Apparemment, le trio possède un goût certain pour les labels mythiques. Après avoir séjourné chez Sub Pop, il vient de signer pour Kill Rock Stars. « Now We Can See » constitue donc son nouvel opus. Un disque qui reprend les recettes gagnantes de son précédent long playing. Et avec un même bonheur. Les tubes ne sont peut-être plus aussi immédiats, mais les onze morceaux sont d’une rare cohérence. Pourriez-vous me citer d’autres formations réussissant à mêler avec autant de classe, la force mélodique de Green Day (« Liquid In, Liquid out »), la véhémence des Clash (« When I Was Alive ») et les riffs acérés de Fugazi ? Les années 90 ne sont jamais loin et la production de John Cogleton (Explosion In The Sky et Polyphonic Spree) parvient à tirer la quintessence du trio. Alors que « The Body, The Blood, The Machine » dissertait sur Dieu, ses dévots ainsi que l’administration Bush, « Now We Can See » traite de la mort. Les titres de chansons sont d’ailleurs explicites, « When I Died », « You Dissolve » et « When We Were Alive », par exemple. La mort, c’est vrai, mais sans jamais s’apitoyer sur le sujet ou en remettre une couche. Rien à jeter sur cet elpee. Même pas la très belle power ballade, « At The Bottom Of The Sea », plantée au beau milieu du tracklisting. On soulignera également l’excellente voix du chanteur, dont le timbre et parfois les inflexions rappellent Brian Molko…
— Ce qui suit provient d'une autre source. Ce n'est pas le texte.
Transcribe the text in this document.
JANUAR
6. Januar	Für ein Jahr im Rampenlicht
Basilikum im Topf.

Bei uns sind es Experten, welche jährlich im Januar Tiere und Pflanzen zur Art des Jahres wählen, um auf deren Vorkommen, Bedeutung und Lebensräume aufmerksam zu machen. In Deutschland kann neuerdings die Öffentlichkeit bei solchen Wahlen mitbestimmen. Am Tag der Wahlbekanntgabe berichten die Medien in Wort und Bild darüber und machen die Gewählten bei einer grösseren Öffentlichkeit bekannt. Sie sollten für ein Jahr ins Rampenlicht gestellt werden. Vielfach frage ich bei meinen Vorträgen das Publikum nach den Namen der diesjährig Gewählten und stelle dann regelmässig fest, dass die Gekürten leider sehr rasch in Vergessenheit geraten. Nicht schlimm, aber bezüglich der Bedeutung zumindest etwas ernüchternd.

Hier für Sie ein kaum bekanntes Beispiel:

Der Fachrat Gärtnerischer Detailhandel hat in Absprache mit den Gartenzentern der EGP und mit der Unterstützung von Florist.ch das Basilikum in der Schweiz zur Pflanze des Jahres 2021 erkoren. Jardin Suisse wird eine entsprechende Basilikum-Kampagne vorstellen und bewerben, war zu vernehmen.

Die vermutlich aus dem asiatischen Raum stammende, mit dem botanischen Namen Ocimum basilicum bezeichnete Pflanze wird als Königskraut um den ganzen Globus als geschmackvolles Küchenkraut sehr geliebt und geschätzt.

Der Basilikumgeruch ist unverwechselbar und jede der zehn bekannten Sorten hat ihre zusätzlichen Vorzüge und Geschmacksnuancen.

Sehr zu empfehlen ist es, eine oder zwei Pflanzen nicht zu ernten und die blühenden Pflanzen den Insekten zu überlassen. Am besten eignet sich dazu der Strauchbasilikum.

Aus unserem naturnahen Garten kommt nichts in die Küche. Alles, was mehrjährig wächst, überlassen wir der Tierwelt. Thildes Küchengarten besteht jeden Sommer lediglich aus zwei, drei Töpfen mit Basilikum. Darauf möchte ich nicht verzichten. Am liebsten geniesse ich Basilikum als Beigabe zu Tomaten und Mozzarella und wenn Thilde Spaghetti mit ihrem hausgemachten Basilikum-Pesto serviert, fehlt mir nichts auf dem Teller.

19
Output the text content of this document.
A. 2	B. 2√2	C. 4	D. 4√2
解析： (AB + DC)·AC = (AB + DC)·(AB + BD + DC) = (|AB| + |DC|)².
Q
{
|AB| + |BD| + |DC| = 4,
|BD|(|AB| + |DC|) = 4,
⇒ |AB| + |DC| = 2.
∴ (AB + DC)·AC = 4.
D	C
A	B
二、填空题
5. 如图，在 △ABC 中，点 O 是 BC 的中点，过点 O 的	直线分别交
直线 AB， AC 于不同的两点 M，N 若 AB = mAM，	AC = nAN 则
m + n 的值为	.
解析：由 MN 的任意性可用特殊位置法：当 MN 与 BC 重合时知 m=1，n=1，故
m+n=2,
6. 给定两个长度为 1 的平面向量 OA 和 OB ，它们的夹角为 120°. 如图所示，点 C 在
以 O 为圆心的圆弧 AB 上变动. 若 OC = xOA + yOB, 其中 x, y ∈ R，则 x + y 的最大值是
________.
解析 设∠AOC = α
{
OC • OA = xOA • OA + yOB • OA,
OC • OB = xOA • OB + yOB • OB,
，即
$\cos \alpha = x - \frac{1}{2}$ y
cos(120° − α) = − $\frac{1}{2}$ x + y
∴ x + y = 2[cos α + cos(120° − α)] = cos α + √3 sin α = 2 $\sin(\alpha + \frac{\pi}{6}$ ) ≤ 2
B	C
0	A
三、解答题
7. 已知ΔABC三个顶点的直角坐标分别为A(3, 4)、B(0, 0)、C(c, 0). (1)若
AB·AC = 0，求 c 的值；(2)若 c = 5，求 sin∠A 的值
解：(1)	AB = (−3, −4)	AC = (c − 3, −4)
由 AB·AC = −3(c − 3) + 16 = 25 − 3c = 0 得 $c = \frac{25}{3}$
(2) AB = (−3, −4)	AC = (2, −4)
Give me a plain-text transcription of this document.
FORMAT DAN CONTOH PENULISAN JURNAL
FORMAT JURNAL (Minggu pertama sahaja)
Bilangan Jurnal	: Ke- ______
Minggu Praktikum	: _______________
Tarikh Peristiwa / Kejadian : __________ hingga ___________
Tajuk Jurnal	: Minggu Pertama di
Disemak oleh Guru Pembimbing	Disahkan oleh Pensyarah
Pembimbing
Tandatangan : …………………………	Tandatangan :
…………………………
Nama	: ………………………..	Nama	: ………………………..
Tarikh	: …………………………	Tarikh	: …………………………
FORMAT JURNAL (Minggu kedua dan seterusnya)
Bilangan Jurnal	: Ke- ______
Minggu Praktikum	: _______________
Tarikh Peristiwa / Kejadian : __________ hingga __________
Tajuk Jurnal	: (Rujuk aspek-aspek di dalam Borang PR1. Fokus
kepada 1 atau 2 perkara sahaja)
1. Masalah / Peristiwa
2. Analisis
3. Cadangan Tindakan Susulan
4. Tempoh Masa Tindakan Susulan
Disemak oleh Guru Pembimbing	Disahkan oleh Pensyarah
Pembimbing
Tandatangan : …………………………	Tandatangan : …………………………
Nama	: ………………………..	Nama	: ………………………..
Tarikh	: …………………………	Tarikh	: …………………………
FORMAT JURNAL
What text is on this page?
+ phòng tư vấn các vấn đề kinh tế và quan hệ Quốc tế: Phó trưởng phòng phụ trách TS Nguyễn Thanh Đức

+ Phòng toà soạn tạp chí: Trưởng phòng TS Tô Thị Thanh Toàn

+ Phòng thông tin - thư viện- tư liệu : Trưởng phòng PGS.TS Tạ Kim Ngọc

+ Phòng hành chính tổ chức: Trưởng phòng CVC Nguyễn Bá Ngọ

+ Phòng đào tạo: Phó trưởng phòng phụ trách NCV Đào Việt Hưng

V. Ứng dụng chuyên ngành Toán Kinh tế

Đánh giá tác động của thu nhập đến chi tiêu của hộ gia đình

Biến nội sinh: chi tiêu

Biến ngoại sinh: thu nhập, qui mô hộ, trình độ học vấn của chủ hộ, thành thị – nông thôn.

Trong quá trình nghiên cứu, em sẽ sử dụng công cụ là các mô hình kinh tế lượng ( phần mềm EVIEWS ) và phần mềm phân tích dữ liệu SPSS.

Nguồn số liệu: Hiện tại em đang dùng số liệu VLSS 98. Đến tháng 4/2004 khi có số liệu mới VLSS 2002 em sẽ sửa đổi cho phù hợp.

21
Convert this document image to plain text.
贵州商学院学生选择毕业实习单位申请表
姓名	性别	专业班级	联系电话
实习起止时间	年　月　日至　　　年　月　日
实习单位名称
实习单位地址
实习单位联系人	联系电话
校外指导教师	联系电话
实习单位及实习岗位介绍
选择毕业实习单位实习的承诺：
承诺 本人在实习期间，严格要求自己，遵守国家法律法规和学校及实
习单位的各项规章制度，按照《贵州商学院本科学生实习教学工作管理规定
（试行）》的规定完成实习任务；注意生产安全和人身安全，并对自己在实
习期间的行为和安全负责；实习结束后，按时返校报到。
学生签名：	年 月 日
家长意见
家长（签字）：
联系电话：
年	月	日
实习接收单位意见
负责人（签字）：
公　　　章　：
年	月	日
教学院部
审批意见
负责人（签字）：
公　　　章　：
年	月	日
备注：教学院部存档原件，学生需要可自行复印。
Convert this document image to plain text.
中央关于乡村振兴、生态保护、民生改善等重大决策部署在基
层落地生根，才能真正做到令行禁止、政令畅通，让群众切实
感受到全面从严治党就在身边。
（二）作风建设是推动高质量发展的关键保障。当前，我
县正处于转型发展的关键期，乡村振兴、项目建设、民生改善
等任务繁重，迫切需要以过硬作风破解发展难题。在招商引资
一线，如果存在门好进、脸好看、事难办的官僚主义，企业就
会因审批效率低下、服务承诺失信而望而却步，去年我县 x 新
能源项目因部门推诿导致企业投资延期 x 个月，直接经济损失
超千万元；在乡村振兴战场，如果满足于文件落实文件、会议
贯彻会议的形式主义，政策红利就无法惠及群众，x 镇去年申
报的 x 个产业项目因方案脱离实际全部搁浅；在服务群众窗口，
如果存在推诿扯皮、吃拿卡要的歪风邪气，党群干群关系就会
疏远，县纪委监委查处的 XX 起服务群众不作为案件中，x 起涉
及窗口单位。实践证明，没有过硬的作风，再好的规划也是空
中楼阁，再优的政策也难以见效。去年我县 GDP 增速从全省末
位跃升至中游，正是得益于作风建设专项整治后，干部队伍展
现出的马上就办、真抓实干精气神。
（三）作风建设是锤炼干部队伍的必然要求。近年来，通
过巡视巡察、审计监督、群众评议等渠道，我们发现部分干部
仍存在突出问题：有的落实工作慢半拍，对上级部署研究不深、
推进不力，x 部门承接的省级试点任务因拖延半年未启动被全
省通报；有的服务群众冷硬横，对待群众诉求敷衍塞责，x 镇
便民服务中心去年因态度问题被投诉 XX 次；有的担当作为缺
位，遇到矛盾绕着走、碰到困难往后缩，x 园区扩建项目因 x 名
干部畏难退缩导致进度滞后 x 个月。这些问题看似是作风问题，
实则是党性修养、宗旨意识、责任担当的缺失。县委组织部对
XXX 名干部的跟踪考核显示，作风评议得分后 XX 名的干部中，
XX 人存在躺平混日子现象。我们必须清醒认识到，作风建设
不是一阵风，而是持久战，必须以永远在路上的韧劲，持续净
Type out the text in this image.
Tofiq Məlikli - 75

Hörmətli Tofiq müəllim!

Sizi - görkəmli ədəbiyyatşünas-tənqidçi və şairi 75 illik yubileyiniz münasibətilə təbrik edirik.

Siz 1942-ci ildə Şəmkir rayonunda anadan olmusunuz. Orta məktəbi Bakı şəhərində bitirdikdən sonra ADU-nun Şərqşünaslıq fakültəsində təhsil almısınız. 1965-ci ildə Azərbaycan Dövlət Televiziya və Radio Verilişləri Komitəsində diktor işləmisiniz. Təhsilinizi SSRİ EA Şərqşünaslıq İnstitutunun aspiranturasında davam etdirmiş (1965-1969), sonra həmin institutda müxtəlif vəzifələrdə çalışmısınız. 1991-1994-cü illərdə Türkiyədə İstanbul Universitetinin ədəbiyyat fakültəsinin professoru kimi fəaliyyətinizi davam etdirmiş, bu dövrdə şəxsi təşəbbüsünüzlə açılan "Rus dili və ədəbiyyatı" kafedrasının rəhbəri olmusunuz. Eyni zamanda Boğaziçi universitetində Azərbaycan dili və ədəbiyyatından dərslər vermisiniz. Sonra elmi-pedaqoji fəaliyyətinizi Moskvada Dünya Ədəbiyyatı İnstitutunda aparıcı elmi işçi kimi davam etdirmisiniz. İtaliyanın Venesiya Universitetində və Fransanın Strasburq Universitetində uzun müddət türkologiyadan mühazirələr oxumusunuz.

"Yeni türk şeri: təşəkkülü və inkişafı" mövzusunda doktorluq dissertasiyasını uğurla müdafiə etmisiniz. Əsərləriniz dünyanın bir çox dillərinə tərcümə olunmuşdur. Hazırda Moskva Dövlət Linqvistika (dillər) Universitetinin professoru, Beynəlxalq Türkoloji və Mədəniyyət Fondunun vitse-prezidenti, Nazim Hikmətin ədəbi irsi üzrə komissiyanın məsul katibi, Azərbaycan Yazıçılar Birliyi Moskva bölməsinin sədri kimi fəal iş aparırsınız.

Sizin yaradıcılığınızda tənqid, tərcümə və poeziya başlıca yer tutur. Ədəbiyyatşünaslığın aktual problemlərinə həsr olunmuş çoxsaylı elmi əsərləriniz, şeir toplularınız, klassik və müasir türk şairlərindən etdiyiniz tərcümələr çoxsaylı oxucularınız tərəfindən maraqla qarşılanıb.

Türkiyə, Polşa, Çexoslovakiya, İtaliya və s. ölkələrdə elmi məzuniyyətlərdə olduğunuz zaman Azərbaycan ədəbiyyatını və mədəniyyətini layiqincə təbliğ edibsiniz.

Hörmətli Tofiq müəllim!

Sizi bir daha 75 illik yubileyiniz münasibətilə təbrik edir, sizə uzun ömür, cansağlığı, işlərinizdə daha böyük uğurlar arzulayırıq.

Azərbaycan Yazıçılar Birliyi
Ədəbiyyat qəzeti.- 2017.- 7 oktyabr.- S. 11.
The Thermals garde donc aisément le cap tout en confortant sa place au panthéon des groupes de punk rock qui comptent. Un nouveau coup dans le mille. Et puis le combo a une éthique. Il a carrément refusé l’utilisation pourtant lucrative d’une de ses chansons (« It’s Trivia »), destinée à sonoriser une publicité pour les horribles Hummer ? Respect !

 

The Thermals

The body, the blood, the machine

Écrit par

Un peu comme le dernier album de Mudhoney, la nouvelle œuvre de ce trio de Portland évoque une époque révolue du rock indépendant américain des années 90, à cheval entre le grunge, les Pixies et la conscience politique de R.E.M.. Le menu musical de « The blood, The Blood, The Machine » regorge donc de chansons rock rapides. Elles sont en outre truffées de solos de guitare, dans un style rappelant tour à tour Joey Santiago et Thurston Moore. On a cependant droit à quelques mélodies bien senties (« A pillar of Salt », « Here’s your future », « Test Pattern ») et à des remarques piquantes sur l’Amérique ultra chrétienne de Bush. Présenté sans effets de manches (NDR : assurée par Brendan Canty de Fugazi, la production est sobre et électrique), le tout n’a évidemment pas l’ambition de conquérir les ondes FM. Cette petite demie heure de rock un peu bateau mais pas désagréable est néanmoins ternie par la voix un peu trop nasale de Huth Harris (NDR : elle finit par lasser !) Quoique de bonne facture, « The Body, The Blood, The Machine » n’a, en outre, aucune caractéristique vraiment marquante ou mémorable. On le conseillera donc uniquement aux acharnés du genre.

 

 

The Thermals

More Parts Per Million

Ces derniers mois, Sub Pop revient joliment à la charge, alors qu'on croyait le label en perte de vitesse depuis la fin des 90's : Hot Hot Heat, Kinski, Fruit Bats, Pleasure Forever, et maintenant ces quatre rockeurs de Portland, déjà nos amis. The Thermals qu'ils s'appellent, et leur musique est chouette : du garage-punk DIY enregistré sur un quatre-pistes dans la cuisine du chanteur. Eux préfèrent qu'on décrive leur rock vintage comme du " No-fi " : d'accord, mais paraît qu'il faut les contacter pour employer leur vocabulaire… Et si c'était de l'antigarage ? Ces distorsions constantes, du chant (entre John Lyndon et Jeffrey Lee Pierce), des guitares et de la batterie (une casserole ?) : on croirait presque entendre les Moldy Peaches jouer du punk ou les Buzzcocks répéter dans un tambour de séchoir (qui tourne vite). En à peine une demi-heure, The Thermals saccagent le rock, salissent le punk et tabassent le grunge : une vraie tuerie. Tout cela, n'empêche les maux de tête et les baffles qui grésillent, se déguste avec joie. ‘Very fucking listenable’, comme ils le disent eux-mêmes.